Author and Contributor
Although we are in the 21 century, but most people still relate intelligence to academia, the power your brain has to process and remember information and your ability to draw conclusions from facts and data. But it is painfully obvious that there is much more to intelligence than just raw IQ.
What is EI?
“Emotional intelligence is referred to having the ability to recognise and understand emotions and their impact on behaviour and attitudes. Those who have a high degree of emotional intelligence are in tune with both their own emotions and the emotions of other people with whom they come in contact.”
Emotional Intelligence Is the Other Kind of Smart.
Back in 1995,when emotional intelligence was introduced to the public, it acted as the missing link in people with average IQs outperform those with the highest IQs 70% of the time. This changed many believes for so many people who had always assumed that IQ was the sole source of success.Now after 2 decades of research, emotional intelligence is now considered as the critical factor that sets star performers apart from the rest of the pack.
Emotional intelligence is the “something” in each of us that is a bit intangible. It affects how we manage behaviour, navigate social complexities, and make personal decisions that achieve positive results.
According to the Emotional and Social Competency Inventory published by the Hay Group, emotional intelligence is categorised in to 4 parts: Self-Awareness, Self-Management, Social Awareness, and Relationship Management.
Personal competence comprises your self-awareness and self-management skills, which focus more on you individually than on your interactions with other people. Personal competence is your ability to stay aware of your emotions and manage your behaviour and tendencies.
Social competence is made up of your social awareness and relationship management skills; social competence is your ability to understand other people’s moods, behaviour, and motives in order to respond effectively and improve the quality of your relationships.
Self-awareness is about knowing yourself and being able to assess your own emotions. When you are able to understand why you respond a certain way to a situation, you are then able to manage it better and avoid the stress and discomfort that comes with it. The other source of self-awareness is an understanding of the way others respond to you.

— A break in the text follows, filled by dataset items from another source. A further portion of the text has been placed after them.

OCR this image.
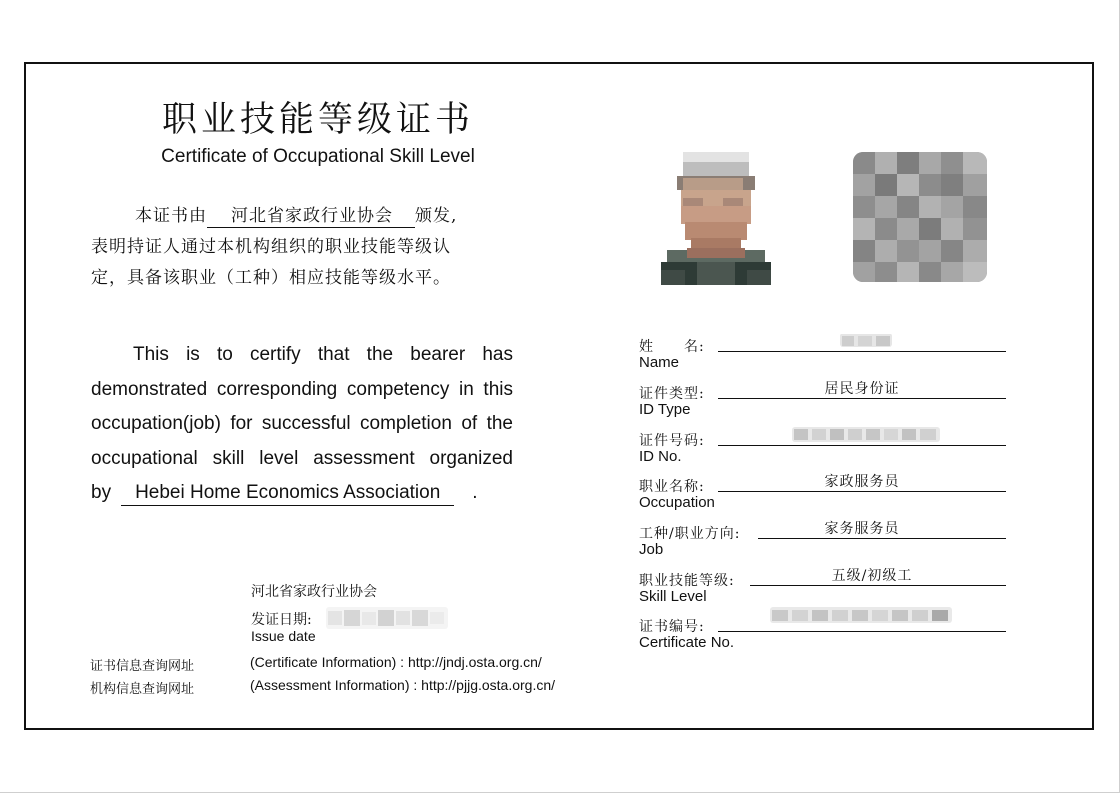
职业技能等级证书
Certificate of Occupational Skill Level
本证书由 河北省家政行业协会 颁发,
表明持证人通过本机构组织的职业技能等级认
定，具备该职业（工种）相应技能等级水平。
This is to certify that the bearer has
demonstrated corresponding competency in this
occupation(job) for successful completion of the
occupational skill level assessment organized
by Hebei Home Economics Association .
河北省家政行业协会
发证日期:
Issue date
证书信息查询网址	(Certificate Information) : http://jndj.osta.org.cn/
机构信息查询网址	(Assessment Information) : http://pjjg.osta.org.cn/
姓　　名:
Name
证件类型:
ID Type
居民身份证
证件号码:
ID No.
职业名称:
Occupation
家政服务员
工种/职业方向:
Job
家务服务员
职业技能等级:
Skill Level
五级/初级工
证书编号:
Certificate No.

This is a difficult skill to grow because we naturally tend to see what we want to see. But being aware of your impact on others allows you to better motivate and lead them, which is an indispensable trait of a successful leader.
Self-management is your ability to control impulsive feelings. It is your ability to adapt to changing situations while staying positive without reacting to them quickly. This is particularly important as an entrepreneur when you are constantly faced with new challenges. Managing your impulses is the only way to tackle challenges successfully and prevent yourself from feeling overwhelmed.
Social awareness is the ability to understand the needs and concerns of others. It requires a high level of empathy and will enable you to recognise power dynamics. People who are socially aware are able to relate to others and to draw them in. They know how to make every individual feel special, understood and respected.
Finally, relationship management is the ability to nurture relationships and inspire people. It is the capacity to influence others and defuse conflicts. For this you need to have developed self-awareness, self-management and social awareness. This is the attribute that leaders most share. Inspiring others comes naturally to them and because people believe in these strong leaders, they are more likely to overcome challenges for them.